Yesterday we had another episode on the miracles of bacteriophage therapy on Dutch television. In the show I asked our minister of Health to modify the Dutch law, in order to make scientific evaluation of this approach in patients possible. Yet, the reasons why we need this change were not broadcasted. As several patients explained how they had been treated across Europe, this must have bee confusing, people not understanding why I – the knucklehead – failed to do studies. Let me explain.

For more background on this topic, see 4 previous blogs.

For clarity, Dutch law allows clinical studies with bacteriophages, but…

The EMA has decided that bacteriophages, though natural products, must be seen as a medicinal product, which implies that studies in humans need to adhere to all quality and safety criteria for experimental medicines. Which includes the fabrication of the medicine. Given the stringent safety criteria, this requires a long and costly procedure for a lab, which is typically done in pharmaceutical companies with the prospect of a future return of investment. For phages that prospect is uncertain (do they work at all?) or even unlikely (it’s a natural product that you cannot own). We tried, but didn’t find a lab willing to. Of note, we inhale and eat billions of bacteriophages daily and freely prescribe fecal transplantations (loaded with phages), but these are of course not medicines.

The Belgians fixed that problem, by allowing the so-called magistral preparation of phages, see. In short: from phagebank, phages are selected for individual patients (ordered by a physician), purified in a lab and controlled by another lab. This overcomes the stringent and obtrusive criteria. Just, needs adaptation of our law.

We –knuckleheads – thought: let’s have phages for our patients produced in Belgium. We are all in the EU, no problem. Yes, we are, but still that doesn’t allow us to use a medicine produced according to Belgium law. Unless, there is a pharmacist in the Netherlands that accepts all responsibility for safety and quality of the preparation process in Belgium. Possible, but again unlikely that this will work.
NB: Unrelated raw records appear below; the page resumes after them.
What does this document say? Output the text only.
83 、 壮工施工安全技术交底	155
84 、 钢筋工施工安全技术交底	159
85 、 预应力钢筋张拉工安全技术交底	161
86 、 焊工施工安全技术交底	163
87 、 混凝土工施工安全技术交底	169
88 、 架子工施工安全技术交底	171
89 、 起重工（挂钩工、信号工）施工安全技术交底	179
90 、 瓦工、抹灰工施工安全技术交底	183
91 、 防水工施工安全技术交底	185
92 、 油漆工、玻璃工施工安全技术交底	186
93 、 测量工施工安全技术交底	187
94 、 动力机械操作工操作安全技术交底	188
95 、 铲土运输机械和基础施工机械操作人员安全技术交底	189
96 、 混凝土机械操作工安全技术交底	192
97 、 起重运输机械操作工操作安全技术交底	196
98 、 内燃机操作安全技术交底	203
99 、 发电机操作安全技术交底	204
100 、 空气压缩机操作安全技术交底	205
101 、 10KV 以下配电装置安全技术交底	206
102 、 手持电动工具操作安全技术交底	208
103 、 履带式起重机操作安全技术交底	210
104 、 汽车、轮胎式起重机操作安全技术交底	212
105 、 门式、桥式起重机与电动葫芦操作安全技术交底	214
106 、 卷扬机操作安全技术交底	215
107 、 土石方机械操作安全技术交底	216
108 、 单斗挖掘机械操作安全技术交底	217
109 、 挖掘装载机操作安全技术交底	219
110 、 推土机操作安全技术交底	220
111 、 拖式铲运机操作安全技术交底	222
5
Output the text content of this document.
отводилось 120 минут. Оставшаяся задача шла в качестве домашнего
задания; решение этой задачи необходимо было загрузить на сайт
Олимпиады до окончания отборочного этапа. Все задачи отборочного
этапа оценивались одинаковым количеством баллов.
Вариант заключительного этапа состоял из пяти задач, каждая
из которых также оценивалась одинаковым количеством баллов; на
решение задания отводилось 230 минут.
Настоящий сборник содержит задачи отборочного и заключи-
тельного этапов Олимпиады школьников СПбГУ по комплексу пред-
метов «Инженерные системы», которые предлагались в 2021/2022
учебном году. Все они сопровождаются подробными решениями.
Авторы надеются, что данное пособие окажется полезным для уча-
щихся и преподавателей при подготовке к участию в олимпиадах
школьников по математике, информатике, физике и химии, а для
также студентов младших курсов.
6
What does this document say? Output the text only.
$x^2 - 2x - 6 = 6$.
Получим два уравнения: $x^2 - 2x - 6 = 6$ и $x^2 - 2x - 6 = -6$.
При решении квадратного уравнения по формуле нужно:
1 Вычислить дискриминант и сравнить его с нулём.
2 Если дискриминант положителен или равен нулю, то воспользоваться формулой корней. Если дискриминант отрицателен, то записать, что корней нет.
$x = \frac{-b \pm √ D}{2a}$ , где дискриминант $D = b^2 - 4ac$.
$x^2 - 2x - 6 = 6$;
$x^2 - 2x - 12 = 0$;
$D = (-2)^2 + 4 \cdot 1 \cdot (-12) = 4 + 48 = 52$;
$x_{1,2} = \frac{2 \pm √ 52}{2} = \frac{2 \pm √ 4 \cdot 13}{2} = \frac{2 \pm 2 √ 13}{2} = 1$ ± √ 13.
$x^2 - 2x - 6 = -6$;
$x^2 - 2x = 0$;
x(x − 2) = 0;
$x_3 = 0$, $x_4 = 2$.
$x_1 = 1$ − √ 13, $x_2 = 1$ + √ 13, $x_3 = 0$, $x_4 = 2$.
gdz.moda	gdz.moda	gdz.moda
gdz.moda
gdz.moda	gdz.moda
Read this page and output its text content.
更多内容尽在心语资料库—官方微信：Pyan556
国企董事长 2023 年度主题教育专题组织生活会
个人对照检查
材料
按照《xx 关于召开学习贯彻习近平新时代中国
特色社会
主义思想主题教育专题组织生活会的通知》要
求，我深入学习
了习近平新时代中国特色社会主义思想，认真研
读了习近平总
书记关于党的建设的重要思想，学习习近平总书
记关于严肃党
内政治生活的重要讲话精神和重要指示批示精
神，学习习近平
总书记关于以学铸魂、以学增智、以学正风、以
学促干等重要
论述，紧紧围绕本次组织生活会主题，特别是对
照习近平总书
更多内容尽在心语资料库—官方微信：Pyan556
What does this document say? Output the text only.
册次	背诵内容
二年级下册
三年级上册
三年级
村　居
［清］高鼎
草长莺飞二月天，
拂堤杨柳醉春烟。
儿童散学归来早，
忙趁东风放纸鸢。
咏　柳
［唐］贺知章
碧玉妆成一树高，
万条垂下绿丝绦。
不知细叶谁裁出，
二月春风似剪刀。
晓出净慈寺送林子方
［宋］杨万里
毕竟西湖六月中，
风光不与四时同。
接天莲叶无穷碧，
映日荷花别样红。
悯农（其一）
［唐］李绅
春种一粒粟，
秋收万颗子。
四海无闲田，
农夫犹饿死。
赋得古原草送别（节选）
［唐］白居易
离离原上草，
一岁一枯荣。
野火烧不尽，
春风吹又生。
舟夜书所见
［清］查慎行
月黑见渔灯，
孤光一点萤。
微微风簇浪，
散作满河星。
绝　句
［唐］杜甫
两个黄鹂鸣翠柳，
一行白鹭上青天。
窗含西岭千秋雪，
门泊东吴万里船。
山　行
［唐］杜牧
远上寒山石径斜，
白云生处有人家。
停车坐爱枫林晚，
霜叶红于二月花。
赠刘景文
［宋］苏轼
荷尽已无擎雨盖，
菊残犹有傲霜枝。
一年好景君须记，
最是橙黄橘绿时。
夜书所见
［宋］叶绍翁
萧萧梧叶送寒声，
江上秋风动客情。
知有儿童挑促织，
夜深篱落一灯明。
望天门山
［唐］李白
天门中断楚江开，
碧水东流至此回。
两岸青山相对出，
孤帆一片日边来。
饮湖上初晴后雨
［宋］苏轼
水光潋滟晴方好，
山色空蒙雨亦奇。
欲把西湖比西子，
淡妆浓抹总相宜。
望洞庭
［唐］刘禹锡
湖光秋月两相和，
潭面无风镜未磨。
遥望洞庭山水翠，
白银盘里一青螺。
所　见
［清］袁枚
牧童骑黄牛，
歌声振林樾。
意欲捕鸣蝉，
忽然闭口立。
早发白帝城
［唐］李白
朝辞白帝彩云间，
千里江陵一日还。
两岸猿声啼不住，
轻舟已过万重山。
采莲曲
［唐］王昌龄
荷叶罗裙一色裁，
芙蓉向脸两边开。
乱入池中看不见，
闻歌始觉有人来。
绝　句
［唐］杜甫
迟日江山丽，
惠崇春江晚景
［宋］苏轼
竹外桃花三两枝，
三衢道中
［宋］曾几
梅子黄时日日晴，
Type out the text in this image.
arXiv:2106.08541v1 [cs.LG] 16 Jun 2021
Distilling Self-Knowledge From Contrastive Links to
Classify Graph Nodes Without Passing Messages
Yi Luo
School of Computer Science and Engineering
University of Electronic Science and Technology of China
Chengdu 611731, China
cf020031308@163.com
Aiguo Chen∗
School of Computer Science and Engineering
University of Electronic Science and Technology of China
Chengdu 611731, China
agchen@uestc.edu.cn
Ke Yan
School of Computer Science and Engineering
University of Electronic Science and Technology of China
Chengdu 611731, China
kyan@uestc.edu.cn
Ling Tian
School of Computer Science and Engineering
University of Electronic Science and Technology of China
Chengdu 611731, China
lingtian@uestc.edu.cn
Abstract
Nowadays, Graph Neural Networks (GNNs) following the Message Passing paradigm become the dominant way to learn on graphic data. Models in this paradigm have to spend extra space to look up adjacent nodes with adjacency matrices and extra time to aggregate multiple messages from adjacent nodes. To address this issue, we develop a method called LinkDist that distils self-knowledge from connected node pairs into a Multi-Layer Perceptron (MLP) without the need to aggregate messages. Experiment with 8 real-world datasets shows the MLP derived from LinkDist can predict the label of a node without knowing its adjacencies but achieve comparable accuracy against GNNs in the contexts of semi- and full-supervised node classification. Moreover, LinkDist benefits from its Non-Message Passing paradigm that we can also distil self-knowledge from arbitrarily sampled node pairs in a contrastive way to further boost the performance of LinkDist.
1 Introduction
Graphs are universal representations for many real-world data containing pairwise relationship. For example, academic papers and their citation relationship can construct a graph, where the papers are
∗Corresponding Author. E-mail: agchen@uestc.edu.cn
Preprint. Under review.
The last option on our list: collaborating with a Belgian hospital. Being explored.

So, all this would be easier if we would copy the Belgian approach. Now, you know why I made that plea.

Then about the patients in the show. Why could they be treated. One woman travelled to Poland to get phage inhalation treatment for chronic lung infection. She looked happy, chatting and sight-seeing with her husband in the Polish sun. The Polish doctor explained that it is allowed to treat persons with phages if there are no other treatment options left. Indeed, that is the article 30-something of the Helsinki declaration (we do know). But this woman? And this approach would not let you randomize patients or use a blinded (or any) study design. The woman was treated, and told (6 months later), that she had an immediate worsening of complaints for which she was hospitalized and treated with antibiotics. The reason: fatigue from the travel to Poland, she said, and she certainly wanted a second course of phage treatment. In a clinical study this would be labelled a Serious (possibly life-theatening) Adverse Event associated with the treatment under study. That’s why we do (need) studies!

A colleague of mine advertised for a Dutch approach of applying a lytic phage enzyme for S. aureus in a skin emulsion. Apparently, eczema is caused by a disturbance of normal skin flora, with dominance of S. aureus. Killing these bugs with the enzyme, cures the eczema. The product is labelled as a skincare supplement (and not as a medicine) and could, therefore, be marketed without any scientific proof of efficacy. It was good to hear, that after many years, a double-blind randomized trial has been performed. Question to the investigator: did it work? “Oh yes, we saw impressive improvements.” Question: “In the patients that received the phage enzyme?” Answer: “We don’t know, as unblinding has not yet occurred.”

And of course, there was the San Diego patient. Made a remarkable recovery from critical illness after intra-abdominal and intravenous bacteriophages against Acinetobacter. He really seemed to qualify for the Helsinki exception rule at that time.  Yet, all seem to forget that he also received IV minocycline at the same time, for which the bug was susceptible. His treating physician, though, was remarkably nuanced: we were happy that nothing serious happened in the first 10 minutes after injection and we need studies!

And so, there were more case reports. Positive ones and disappointing ones. The latter with a clear explanation why the phages could not have worked in the first place (as they don’t cure the underlying disease). True….., but many potential eligibles for this treatment will have underlying diseases……

I thought the show was more nuanced than previous ones, and to me, it provided 60 minutes of the strongest justification for scientific evaluation of this (potentially very) interesting approach.